A big turning point for me came when the staff at Mercy showed me that I was loved and accepted beyond what I could ever do or fail to do. I discovered that Christ’s love isn’t based on pleasing, performing and trying to “be” a certain way.
God has done so much in my life while at Mercy! I learned that true unconditional love, grace and acceptance exist. I learned that He will never write me off or think that I am a burden. He wants me to come to Him just as I am. He removes my shame 110 percent, not just partially.

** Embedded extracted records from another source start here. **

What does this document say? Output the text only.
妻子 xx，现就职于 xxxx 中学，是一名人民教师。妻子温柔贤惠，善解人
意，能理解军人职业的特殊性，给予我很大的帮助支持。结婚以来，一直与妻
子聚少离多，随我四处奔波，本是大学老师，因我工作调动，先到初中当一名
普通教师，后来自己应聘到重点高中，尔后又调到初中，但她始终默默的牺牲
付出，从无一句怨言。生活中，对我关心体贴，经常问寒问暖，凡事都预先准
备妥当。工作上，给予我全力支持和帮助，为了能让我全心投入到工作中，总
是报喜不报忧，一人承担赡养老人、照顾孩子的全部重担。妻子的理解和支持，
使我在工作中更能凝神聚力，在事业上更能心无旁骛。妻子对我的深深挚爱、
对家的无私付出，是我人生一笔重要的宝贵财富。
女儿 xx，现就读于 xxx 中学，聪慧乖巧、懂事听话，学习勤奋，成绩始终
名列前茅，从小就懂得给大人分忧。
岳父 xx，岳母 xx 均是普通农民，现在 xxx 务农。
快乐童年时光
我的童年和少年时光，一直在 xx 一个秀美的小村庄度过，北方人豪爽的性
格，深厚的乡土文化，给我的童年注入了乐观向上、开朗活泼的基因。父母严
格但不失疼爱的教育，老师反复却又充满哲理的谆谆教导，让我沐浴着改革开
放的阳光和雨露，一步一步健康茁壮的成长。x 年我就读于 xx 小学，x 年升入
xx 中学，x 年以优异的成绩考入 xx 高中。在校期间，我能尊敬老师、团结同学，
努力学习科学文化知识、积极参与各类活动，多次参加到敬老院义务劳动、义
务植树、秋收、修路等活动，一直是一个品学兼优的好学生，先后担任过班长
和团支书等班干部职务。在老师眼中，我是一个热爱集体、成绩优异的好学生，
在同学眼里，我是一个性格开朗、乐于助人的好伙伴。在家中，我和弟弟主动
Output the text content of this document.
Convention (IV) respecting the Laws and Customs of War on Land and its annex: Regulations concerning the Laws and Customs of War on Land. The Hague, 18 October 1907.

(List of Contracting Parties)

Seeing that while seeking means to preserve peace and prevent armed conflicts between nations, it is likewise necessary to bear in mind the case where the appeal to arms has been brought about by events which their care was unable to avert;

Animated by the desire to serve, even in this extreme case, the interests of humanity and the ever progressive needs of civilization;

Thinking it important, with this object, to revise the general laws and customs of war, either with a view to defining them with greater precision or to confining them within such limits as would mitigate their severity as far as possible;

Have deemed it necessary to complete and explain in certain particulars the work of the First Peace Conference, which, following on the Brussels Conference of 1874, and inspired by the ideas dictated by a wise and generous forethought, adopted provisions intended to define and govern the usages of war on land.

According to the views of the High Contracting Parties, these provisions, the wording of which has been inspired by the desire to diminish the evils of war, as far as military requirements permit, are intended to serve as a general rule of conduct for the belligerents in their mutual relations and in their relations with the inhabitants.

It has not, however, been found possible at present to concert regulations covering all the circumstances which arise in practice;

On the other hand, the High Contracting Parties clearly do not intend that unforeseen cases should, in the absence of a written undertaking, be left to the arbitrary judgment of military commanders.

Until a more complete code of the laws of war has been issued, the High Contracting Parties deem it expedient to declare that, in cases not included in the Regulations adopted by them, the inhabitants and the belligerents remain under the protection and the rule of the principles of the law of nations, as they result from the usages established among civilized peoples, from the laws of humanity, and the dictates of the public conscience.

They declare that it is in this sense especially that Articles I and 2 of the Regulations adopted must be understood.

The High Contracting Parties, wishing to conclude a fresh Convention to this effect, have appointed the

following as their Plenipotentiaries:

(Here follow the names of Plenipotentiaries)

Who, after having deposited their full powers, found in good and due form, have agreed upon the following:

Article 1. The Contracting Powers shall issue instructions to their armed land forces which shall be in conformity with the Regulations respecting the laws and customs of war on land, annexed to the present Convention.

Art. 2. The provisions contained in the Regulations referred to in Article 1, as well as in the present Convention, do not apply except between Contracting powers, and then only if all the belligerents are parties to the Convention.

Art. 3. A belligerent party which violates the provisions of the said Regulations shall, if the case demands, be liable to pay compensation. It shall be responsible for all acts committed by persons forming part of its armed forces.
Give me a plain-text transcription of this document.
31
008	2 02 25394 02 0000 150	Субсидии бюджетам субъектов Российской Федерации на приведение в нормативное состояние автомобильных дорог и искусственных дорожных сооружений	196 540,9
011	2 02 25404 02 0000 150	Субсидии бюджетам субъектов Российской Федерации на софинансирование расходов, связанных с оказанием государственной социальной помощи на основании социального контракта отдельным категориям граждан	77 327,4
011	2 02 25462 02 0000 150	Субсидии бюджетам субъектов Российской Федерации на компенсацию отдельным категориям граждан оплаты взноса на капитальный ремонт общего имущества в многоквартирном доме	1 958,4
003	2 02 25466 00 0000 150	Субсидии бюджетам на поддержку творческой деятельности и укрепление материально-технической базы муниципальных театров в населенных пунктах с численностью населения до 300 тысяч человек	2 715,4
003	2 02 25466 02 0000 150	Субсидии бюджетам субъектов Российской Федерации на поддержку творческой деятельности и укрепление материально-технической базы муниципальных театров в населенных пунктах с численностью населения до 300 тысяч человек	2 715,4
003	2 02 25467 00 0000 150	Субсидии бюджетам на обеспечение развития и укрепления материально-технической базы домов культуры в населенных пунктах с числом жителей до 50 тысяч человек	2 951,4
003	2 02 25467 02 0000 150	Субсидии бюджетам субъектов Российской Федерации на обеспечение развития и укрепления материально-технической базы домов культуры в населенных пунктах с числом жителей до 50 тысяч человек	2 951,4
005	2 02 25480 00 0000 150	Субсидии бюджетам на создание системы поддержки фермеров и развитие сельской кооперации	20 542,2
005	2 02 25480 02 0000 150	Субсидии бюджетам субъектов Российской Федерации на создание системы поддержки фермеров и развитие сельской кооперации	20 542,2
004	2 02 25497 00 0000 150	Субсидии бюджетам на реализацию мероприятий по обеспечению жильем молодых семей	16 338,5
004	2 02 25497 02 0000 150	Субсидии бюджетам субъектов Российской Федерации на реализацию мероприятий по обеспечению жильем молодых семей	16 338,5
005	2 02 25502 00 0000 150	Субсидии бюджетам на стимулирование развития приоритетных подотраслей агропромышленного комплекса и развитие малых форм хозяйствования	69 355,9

I still have a huge heart for foreign missions, and I am looking forward to serving from a healthy place instead of striving in the brokenness of my own strength. I want to continue working towards restoration in my family relationships. My goal is to move forward in ministry while participating in occasional mission trips to South America. I want to help other girls like me see God’s love and transformational power in action.
To the Mercy donors, I can’t tell you how grateful I am as someone on the other side of your obedience. I am in awe of how much of an impact your sacrifice and surrender has made, not only for me but also for future generations. I am so thankful for your willingness to give.